A review of his medical documentation revealed that that Mr. Galarneau has mild psychological difficulties one year post accident that resolved quickly and fully. There was no other record of emergent or ongoing psychological problems in the intervening period. There were no findings or observations of back pain in the medical documents.
In the final analysis by Dr. M psychologist it was concluded that Mr. Galarneau continues to engage in all activities including personal care. He certainly has some difficulties performing heavy physical tasks, and some cognitive activities are problematic for him. He concluded the analysis by stating that Mr. Galarneau’s inability to return to any form of employment is “in part owing to his pain, his limited education, not having a valid driver’s licence and a general shortage of jobs in the region he resides.”
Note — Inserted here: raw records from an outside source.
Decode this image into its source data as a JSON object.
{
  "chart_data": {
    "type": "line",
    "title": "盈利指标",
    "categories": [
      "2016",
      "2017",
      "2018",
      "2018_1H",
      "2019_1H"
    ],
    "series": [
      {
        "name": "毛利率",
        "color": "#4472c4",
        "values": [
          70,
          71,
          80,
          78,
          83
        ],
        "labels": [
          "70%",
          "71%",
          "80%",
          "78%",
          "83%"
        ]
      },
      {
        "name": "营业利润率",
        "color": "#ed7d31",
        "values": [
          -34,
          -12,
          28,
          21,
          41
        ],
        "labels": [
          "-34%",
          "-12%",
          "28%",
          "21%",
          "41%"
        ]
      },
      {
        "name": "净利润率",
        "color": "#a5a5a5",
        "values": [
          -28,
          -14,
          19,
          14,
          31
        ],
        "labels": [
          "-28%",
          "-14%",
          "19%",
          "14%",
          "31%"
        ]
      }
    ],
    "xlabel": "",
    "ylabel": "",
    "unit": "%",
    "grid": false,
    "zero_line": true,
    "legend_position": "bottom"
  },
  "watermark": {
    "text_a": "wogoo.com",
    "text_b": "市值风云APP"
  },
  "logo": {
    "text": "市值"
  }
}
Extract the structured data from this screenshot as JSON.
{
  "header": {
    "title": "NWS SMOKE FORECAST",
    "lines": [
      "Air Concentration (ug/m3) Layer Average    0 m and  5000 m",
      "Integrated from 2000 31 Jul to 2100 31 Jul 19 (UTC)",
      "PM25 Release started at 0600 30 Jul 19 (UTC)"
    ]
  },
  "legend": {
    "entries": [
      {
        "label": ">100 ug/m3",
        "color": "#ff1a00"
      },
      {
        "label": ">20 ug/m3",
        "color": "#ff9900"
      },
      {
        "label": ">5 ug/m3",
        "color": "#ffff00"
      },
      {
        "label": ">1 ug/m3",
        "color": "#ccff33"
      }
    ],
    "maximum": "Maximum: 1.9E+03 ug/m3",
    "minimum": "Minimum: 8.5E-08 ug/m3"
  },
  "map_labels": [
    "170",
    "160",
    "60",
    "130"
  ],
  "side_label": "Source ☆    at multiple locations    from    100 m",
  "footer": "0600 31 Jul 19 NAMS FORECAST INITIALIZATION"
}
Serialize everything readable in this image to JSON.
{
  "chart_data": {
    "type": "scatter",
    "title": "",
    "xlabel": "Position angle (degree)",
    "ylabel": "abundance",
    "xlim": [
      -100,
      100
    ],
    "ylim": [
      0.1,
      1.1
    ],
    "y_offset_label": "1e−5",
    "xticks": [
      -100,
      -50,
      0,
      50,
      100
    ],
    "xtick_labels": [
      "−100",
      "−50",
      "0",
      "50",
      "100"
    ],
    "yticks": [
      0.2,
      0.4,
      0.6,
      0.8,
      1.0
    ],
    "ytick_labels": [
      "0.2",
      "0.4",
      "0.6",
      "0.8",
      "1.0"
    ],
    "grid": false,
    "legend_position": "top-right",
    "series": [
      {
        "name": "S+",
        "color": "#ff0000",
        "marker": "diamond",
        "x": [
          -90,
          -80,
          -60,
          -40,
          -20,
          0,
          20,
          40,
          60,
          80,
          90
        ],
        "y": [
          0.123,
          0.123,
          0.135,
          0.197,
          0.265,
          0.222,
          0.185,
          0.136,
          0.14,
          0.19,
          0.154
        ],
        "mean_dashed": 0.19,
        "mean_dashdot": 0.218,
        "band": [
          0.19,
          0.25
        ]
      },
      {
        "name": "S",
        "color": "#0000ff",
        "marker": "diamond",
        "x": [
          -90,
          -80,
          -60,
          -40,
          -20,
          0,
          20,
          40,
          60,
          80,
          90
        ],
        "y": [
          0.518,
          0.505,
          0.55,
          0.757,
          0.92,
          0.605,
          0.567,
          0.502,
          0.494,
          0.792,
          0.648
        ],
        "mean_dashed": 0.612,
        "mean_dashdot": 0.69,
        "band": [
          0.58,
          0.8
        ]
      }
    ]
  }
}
Arbitrator Bayefsky reviewed the testimony and evidence before him and ruled that within 104 weeks Mr. Galarneau’s impairments did not continuously prevent him from engaging in substantially all of his usual pre-accident activities. On that basis the Arbitrator ruled that he is not entitled to non-earner benefits. The Arbitrator also ruled that Mr. Galarneau has not shown a complete inability to carry on normal life upon turning 16. Mr. Galarneau’s academic difficulties and his decision to leave school were ruled to be unrelated to his accident impairments.
On this basis Mr. Galarneau was not entitled to non-earner benefits, a special award or interest.